4. The Future: Python’s Continued Dominance
Looking ahead, Python’s position in ML/AI appears unassailable. Several trends reinforce this:
- Free-Threading (PEP 703): Python is removing the Global Interpreter Lock, enabling true parallel processing
- Rust Integration: 25-33% of new Python extensions are now written in Rust instead of C, combining safety with performance
- Mobile Python: iOS and Android are becoming tier-3 supported platforms for CPython
- AutoML and No-Code Tools: Both PyTorch and TensorFlow are making ML more accessible to non-specialists
Meanwhile, the integration tools for Java developers continue improving. DJL’s roadmap includes better support for large language models and streaming inference, while ONNX Runtime continues expanding its hardware support and optimization capabilities.
The Bottom Line
Python won machine learning not despite being slow, but because speed was never the bottleneck. Developer productivity, ecosystem richness, and ease of experimentation mattered more than raw execution speed. The actual computation happens in optimized C++/CUDA anyway.

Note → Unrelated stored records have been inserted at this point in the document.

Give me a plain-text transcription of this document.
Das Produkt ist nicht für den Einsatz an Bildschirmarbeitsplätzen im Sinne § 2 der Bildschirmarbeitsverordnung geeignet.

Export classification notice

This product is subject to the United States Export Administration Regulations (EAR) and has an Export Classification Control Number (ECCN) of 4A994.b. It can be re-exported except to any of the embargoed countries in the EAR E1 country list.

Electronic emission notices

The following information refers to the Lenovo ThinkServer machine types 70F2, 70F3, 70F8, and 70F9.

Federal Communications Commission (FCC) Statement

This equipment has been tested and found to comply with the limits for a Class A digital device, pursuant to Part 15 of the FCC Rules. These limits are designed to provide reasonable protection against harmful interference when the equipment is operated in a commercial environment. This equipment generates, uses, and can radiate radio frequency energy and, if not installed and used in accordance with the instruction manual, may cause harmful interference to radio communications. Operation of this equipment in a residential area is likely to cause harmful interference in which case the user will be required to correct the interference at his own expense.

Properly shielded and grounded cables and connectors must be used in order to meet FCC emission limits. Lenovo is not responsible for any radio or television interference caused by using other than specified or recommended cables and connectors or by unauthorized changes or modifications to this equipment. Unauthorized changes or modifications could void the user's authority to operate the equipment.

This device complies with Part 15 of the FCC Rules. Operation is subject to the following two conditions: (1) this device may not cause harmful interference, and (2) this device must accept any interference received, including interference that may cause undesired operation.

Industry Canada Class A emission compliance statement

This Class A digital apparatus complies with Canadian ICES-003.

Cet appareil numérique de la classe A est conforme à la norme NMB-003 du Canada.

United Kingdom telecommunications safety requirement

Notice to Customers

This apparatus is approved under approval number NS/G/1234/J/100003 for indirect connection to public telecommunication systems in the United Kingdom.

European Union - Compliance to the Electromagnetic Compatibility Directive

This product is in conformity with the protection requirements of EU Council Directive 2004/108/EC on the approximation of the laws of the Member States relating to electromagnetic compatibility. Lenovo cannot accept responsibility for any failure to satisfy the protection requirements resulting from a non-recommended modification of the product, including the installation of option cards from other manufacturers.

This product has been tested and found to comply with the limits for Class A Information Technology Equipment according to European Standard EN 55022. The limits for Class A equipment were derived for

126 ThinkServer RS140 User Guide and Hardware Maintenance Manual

For Java developers, the message is clear: you don’t need to abandon your existing infrastructure to gain ML capabilities. Tools like DJL and ONNX Runtime provide production-ready paths to integrate Python-trained models into JVM applications, leveraging your existing observability, security, and deployment infrastructure.

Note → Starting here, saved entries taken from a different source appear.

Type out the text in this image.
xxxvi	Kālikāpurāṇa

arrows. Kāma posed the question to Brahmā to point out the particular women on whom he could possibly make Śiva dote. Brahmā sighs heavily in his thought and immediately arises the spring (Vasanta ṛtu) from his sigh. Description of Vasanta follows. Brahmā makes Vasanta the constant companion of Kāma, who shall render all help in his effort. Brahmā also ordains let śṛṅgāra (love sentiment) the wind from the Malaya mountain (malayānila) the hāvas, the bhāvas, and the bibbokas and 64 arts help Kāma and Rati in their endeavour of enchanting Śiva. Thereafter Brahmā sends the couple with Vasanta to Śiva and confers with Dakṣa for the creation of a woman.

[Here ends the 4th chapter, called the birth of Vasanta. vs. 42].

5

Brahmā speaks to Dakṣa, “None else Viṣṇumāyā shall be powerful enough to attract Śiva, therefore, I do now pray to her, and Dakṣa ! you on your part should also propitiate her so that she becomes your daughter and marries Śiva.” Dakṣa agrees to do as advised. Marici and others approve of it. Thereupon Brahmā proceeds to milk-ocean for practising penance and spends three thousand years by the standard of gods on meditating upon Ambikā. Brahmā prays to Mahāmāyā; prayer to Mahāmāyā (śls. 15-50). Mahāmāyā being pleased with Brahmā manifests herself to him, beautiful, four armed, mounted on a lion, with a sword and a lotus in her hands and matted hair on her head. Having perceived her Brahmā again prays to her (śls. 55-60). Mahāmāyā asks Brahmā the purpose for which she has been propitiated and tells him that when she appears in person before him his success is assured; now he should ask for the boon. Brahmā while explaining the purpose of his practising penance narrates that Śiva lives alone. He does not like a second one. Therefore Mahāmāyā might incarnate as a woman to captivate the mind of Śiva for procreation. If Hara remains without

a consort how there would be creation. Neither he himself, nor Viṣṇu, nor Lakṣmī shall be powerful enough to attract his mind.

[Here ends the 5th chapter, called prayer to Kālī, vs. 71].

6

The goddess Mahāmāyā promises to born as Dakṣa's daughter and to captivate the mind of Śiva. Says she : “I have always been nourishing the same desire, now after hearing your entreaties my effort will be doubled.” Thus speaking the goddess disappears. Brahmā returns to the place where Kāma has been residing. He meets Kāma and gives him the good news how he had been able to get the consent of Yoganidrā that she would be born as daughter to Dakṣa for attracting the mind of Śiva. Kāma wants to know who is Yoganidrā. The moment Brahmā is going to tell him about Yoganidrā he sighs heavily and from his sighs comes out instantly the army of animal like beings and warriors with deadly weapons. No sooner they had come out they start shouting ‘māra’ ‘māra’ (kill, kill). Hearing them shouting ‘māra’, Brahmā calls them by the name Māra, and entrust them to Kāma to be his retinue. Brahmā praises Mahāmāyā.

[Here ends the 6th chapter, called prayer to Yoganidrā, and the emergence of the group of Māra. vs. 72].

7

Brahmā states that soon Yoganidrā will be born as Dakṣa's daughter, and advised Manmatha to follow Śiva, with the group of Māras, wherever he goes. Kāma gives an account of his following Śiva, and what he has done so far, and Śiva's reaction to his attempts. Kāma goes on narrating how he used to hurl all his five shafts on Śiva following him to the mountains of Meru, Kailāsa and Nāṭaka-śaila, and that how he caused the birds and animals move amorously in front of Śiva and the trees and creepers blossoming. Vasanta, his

The future isn’t Python vs. Java—it’s Python AND Java, each playing to their strengths in a comprehensive ML engineering stack.
5. What We’ve Learned
Python’s ascent to the #1 programming language with a historic 25.87% TIOBE index share is driven entirely by the AI/ML revolution. Despite being objectively slow as an interpreted language, Python won machine learning through superior developer experience, an unmatched ecosystem of libraries (PyTorch, TensorFlow, NumPy, Pandas), and the critical insight that ML performance happens in native C++/CUDA code beneath Python’s simple API.
The PyTorch vs TensorFlow landscape has matured into complementary choices: PyTorch dominates research (85% of papers) with its dynamic computation graphs, while TensorFlow commands production deployments (37.51% market share) with robust serving infrastructure. Both frameworks have converged on features, and the most valuable ML engineers are bilingual in both.

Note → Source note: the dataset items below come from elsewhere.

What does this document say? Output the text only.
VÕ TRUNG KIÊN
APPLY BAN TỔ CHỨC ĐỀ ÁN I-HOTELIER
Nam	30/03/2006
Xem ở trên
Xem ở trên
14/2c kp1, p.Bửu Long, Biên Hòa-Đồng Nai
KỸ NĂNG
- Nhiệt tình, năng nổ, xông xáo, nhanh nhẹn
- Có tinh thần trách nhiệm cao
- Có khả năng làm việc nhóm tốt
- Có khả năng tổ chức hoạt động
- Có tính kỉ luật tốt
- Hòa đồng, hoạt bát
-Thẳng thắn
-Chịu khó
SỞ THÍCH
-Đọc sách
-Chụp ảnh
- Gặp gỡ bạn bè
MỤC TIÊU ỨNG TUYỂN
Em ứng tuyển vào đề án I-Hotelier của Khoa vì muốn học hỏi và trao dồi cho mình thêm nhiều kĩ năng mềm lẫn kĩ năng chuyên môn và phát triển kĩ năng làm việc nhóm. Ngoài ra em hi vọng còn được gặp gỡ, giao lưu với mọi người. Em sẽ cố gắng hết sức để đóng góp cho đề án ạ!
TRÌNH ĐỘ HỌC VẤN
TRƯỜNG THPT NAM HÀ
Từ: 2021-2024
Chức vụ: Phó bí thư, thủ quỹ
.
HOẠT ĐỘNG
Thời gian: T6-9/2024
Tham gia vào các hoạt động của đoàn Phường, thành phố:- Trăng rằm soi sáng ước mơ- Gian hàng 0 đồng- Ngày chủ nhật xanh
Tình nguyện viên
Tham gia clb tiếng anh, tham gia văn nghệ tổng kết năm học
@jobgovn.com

For Java developers facing the ML integration challenge, two production-ready solutions exist. Deep Java Library (DJL) provides an engine-agnostic Java API for running PyTorch, TensorFlow, or ONNX models directly in JVM applications without performance loss. ONNX Runtime offers true platform independence through an intermediate model representation, eliminating Python dependencies entirely from production systems. The optimal approach depends on your specific needs—DJL for engine flexibility and model zoos, ONNX Runtime for maximum portability.
The enterprise pattern is clear: train in Python where the tools are best, deploy in Java where your production infrastructure lives, and bridge the gap with DJL or ONNX Runtime to maintain a unified, observable, secure stack. Python’s dominance in ML/AI isn’t going anywhere, but Java developers can leverage that ecosystem without abandoning their platform.